Retail Tremors Shake the Payment Ecosystem
Consumers who use credit and debit cards are typically aware only of the card they’re using and the merchant they’re buying from; the payment process is a “black box” from a consumer’s perspective.
But as the first image below shows, the black box hides a complex ecosystem of firms with different specialized functions — including many publicly traded firms with exposure to specific trends in the technology, finance, and retail sectors.
A still-simple, but more comprehensive picture of the payment ecosystem looks something like the second image.
Source: Federal Reserve Bank of Atlanta
Source: Federal Research Bank of Atlanta
(There are some variations to this outline; when it comes to cards such as American Express [NYSE: AXP] or Discover Card [NYSE: DFS], for example, the card issuer and the card association are the same entity.)
Consumers are not generally aware of the various firms that stand between them and the merchant. When a customer presents a credit card to a merchant to purchase a good or a service, the merchant acquirer manages the payment processing and secures approval for the transaction. These merchant acquirers aggregate and separate payments made to merchants. The card associations (such as Visa [NYSE: V] or MasterCard [NYSE: MC]) in turn stand between merchant acquirers and the card-issuing banks. Payments are debited to the card issuer, and ultimately the cardholder. The issuing bank sends a credit for all their daily payments back to the acquirer, who completes the cycle by funding the retailer’s bank account, of course taking a fee in the process.

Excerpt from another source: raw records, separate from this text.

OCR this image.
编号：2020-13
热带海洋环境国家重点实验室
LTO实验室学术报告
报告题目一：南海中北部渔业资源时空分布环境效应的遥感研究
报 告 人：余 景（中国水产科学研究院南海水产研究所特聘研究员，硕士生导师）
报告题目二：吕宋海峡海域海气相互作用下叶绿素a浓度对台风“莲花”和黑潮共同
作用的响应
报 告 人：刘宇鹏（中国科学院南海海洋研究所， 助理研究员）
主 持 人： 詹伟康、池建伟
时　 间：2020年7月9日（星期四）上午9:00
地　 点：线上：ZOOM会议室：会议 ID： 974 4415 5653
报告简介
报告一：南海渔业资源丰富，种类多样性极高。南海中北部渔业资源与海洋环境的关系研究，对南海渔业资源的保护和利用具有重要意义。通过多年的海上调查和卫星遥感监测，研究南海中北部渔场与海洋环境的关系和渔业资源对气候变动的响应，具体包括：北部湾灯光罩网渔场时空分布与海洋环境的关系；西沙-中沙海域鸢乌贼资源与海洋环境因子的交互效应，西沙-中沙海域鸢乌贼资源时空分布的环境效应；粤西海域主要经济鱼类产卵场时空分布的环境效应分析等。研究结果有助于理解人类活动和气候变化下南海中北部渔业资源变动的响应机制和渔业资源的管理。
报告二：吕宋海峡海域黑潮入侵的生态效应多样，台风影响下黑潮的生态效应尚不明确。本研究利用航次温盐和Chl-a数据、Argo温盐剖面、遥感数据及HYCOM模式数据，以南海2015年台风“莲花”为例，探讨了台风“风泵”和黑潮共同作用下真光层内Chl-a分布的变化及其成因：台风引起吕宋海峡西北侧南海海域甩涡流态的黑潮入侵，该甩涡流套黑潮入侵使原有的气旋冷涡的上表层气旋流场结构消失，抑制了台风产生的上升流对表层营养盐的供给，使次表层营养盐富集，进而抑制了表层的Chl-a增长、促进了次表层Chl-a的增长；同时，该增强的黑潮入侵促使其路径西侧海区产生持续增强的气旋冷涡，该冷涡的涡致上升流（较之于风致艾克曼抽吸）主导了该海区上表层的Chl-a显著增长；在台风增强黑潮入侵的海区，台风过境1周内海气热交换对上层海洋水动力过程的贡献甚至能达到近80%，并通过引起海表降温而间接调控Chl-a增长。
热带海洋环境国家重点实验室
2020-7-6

(As an aside, we note that the many intermediaries in the credit-card payment process, and their fees, are another impetus behind the rise of bitcoin and other digital currencies — where technology promises to replace those intermediaries with algorithms and encryption.)
While consumers are used to interacting with the bank that issued their card, merchants are used to interacting with the acquirer. Some acquirers perform services such as payment processing and customer analytics themselves; other smaller acquirers outsource these services to third parties.
Since the black box usually functions smoothly, customers are rarely aware of its internal workings — until, for example, they want to dispute a charge, or they become aware of fraudulent activity on their account. As you can guess, though, the rise of online retail, mobile payments, and other technological innovations has upended the inner workings of the black box, resulting in a lot of mergers and acquisitions during the past few years. A recent example is the bid by U.S. acquirer Vantiv [NYSE: VNTV] to merge with British acquirer Worldpay [London: WPG]. VNTV is the largest U.S. acquirer, spun out from Fifth Third Bancorp several years ago. It has little exposure to overseas markets, and more significantly, a relative overexposure to U.S. big box and mall retailers, with only 10% of revenues coming from e-commerce. 2017 has thus far been a tale of the decline of the brick-and-mortar retailers that are VNTV’s bread and butter.
WPG, on the other hand, was spun out of the Royal Bank of Scotland in 2015, and its e-commerce operations are global and growing quickly. It has a strong foothold in Europe; in the UK, it has a 42% market share, and in Europe, a 26% share of web-based transactions. WPG also has U.S. operations; between the U.S. and Europe, 41% of its revenue originates online. If the acquisition goes through, it will boost VNTV’s e-commerce business from 8–12% of its revenues to 20–25% of its revenues.
Thus, the same disruption that’s visible to merchants and consumers as they watch events like Amazon’s [NASDAQ: AMZN] purchase of Whole Foods [NASDAQ: WFM] is also visible within the payment-processing universe. This reinforces our view that for now, the company narratives that include secular growth will continue to rule the roost.
Investment implications: The shift to e-commerce will benefit merchant acquirers with a strong e-commerce presence and global reach. One simple way to invest in the development of global e-commerce is to buy the stocks of the credit card networks, such as Visa [NYSE: V] or MasterCard [NYSE: MC]. However, investors may also identify merchant acquirers who derive a significant part of their revenue from e-commerce, and who are able to offer compelling services to merchants in an environment where their fees are under pressure.